In today’s tutorial, we are going to see how you can add a user to sudoers on Debian distributions. The sudo command allows authorized users to perform commands as another user, which is by default the root user. There are two ways to add a user to sudoers : you can add this user to the sudo group or you can add this user to the sudoers file located at etc. Here are the details of the two methods.
I – Adding an existing user to the sudo group
As a prerequisites, make sure that the sudo command is available by default. If it’s not the case, you can install it by running (with an account with admin rights)
$ apt-get update
$ apt-get install sudo
The first method is to add the user to the sudo group.
To do that, you are going to use the “usermod” command with the capital G flag (for groups)
$ sudo usermod -a -G sudo user
You can also use the gpasswd command to grand sudo rights.
# Adding user to the group sudo
$ sudo gpasswd -a bob sudo
Make sure that the user belongs to the sudo group with the groups command.
$ su - user
# (password for user)
$ groups
user sudo
You should now be able to perform a sudo request on Debian 10.
Depending on the configuration you chose during your Debian 10 installation process, you may or may not have access to a root account. If you chose a password for your root account, you will be able to connect to it. Otherwise, the default admin account is the one you created during the installation process.
II – Adding an existing user to the sudoers file
The sudoers file is located at /etc/sudoers.

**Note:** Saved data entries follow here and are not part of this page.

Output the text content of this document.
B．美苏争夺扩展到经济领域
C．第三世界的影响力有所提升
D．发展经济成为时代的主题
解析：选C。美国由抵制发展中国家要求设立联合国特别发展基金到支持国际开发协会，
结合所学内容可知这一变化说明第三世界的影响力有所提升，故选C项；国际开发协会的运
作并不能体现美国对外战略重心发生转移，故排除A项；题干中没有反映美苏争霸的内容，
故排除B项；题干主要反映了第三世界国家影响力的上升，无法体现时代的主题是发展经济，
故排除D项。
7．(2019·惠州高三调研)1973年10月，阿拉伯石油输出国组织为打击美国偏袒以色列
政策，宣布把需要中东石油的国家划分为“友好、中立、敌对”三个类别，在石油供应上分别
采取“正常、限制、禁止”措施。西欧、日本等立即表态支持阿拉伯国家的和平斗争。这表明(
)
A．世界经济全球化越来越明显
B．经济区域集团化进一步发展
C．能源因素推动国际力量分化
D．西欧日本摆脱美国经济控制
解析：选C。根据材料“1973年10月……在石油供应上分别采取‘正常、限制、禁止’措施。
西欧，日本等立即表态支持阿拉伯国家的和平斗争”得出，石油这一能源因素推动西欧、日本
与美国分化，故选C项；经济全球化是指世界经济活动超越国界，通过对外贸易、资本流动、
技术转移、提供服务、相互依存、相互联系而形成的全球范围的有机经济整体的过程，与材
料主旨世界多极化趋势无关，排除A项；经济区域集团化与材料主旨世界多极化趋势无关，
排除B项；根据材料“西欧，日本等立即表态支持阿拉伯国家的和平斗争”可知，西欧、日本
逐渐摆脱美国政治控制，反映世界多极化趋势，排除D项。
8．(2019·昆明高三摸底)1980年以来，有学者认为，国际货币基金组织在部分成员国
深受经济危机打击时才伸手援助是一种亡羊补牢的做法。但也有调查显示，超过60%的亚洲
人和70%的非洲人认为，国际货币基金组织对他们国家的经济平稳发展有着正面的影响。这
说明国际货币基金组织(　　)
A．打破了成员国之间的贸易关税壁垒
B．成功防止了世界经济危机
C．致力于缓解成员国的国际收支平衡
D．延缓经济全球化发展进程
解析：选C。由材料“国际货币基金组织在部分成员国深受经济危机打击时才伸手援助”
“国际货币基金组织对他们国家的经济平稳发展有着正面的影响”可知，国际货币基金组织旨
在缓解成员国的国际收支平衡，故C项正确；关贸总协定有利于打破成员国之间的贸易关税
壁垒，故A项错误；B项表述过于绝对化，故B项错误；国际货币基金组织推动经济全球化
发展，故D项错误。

This file contains a set of rules that are applied to determine who has sudo rights on a system, which commands they can execute with sudo privileges, and if they should be prompted a password or not.
However, you should never modify the sudoers file with a text editor.

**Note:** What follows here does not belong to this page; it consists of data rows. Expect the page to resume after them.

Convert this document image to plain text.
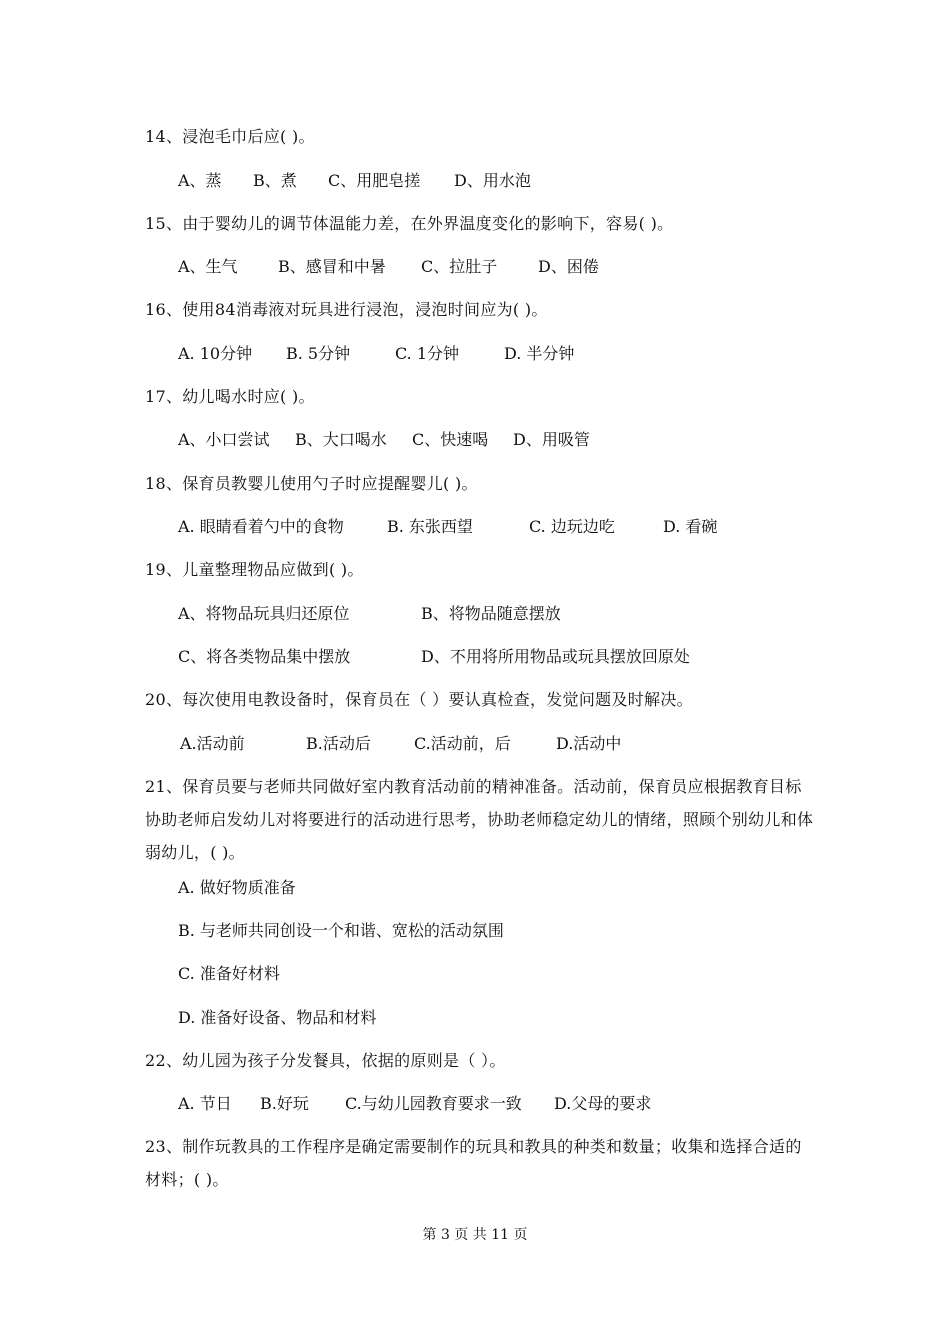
14、浸泡毛巾后应( )。
A、蒸 B、煮 C、用肥皂搓 D、用水泡
15、由于婴幼儿的调节体温能力差，在外界温度变化的影响下，容易( )。
A、生气	B、感冒和中暑 C、拉肚子	D、困倦
16、使用84消毒液对玩具进行浸泡，浸泡时间应为( )。
A. 10分钟 B. 5分钟	C. 1分钟	D. 半分钟
17、幼儿喝水时应( )。
A、小口尝试 B、大口喝水 C、快速喝 D、用吸管
18、保育员教婴儿使用勺子时应提醒婴儿( )。
A. 眼睛看着勺中的食物	B. 东张西望	C. 边玩边吃	D. 看碗
19、儿童整理物品应做到( )。
A、将物品玩具归还原位	B、将物品随意摆放
C、将各类物品集中摆放	D、不用将所用物品或玩具摆放回原处
20、每次使用电教设备时，保育员在（ ）要认真检查，发觉问题及时解决。
A.活动前	B.活动后	C.活动前，后	D.活动中
21、保育员要与老师共同做好室内教育活动前的精神准备。活动前，保育员应根据教育目标协助老师启发幼儿对将要进行的活动进行思考，协助老师稳定幼儿的情绪，照顾个别幼儿和体弱幼儿，( )。
A. 做好物质准备
B. 与老师共同创设一个和谐、宽松的活动氛围
C. 准备好材料
D. 准备好设备、物品和材料
22、幼儿园为孩子分发餐具，依据的原则是（ ）。
A. 节日 B.好玩 C.与幼儿园教育要求一致 D.父母的要求
23、制作玩教具的工作程序是确定需要制作的玩具和教具的种类和数量；收集和选择合适的材料；( )。
第 3 页 共 11 页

Saving a bad sudoers may leave you with the impossibility of getting sudo rights ever again.
Instead, you are going to use visudo, a tool designed to make sure you don’t do any mistakes.
$ sudo visudo
This is what you should see.
At the end of the file, add a new line for the user.
john ALL=(ALL:ALL) ALL
By default, the account password will be asked every five minutes to perform sudo operations.
However, if you want to remove this password verification, you can set the NOPASSWD
option.
john ALL=(ALL:ALL) NOPASSWD:ALL
If you want the password verification to be skipped for longer periods of time, you can overwrite the timestamp_timeout (in minutes) parameter in your sudoers file.
# /etc/sudoers
#
# This file MUST be edited with the 'visudo' command as root.
#
# See the man page for details on how to write a sudoers file.
#
Defaults env_reset
Defaults mail_badpass
Defaults secure_path = /sbin:/bin:/usr/sbin:/usr/bin
Defaults timestamp_timeout=30
III – Adding a group to the sudoers file
Via the visudo, you can add an entire group to the sudoers.
This might be handy if you have a group for system administrators for example. In this case, you simply have to add a user to the system administrators group for him/her to be granted sudo privileges.
To add a group to the sudoers file, simply add a percent symbol at the beginning of the file.
%sysadmins ALL=(ALL:ALL) NOPASSWD:ALL
Make sure that your user is part of the designed group with the groups command.
$ su - user
$ groups
user sysadmins
You can test your new sudo rights by changing your password for example
$ sudo passwd
IV – Most Common Errors
- user is not in the sudoers file. This incident will be reported.
This is the standard error message you get when a user does not belong to the sudo group on Debian 10.
By adding this user to the sudoers file on Debian, this error message should not be raised anymore.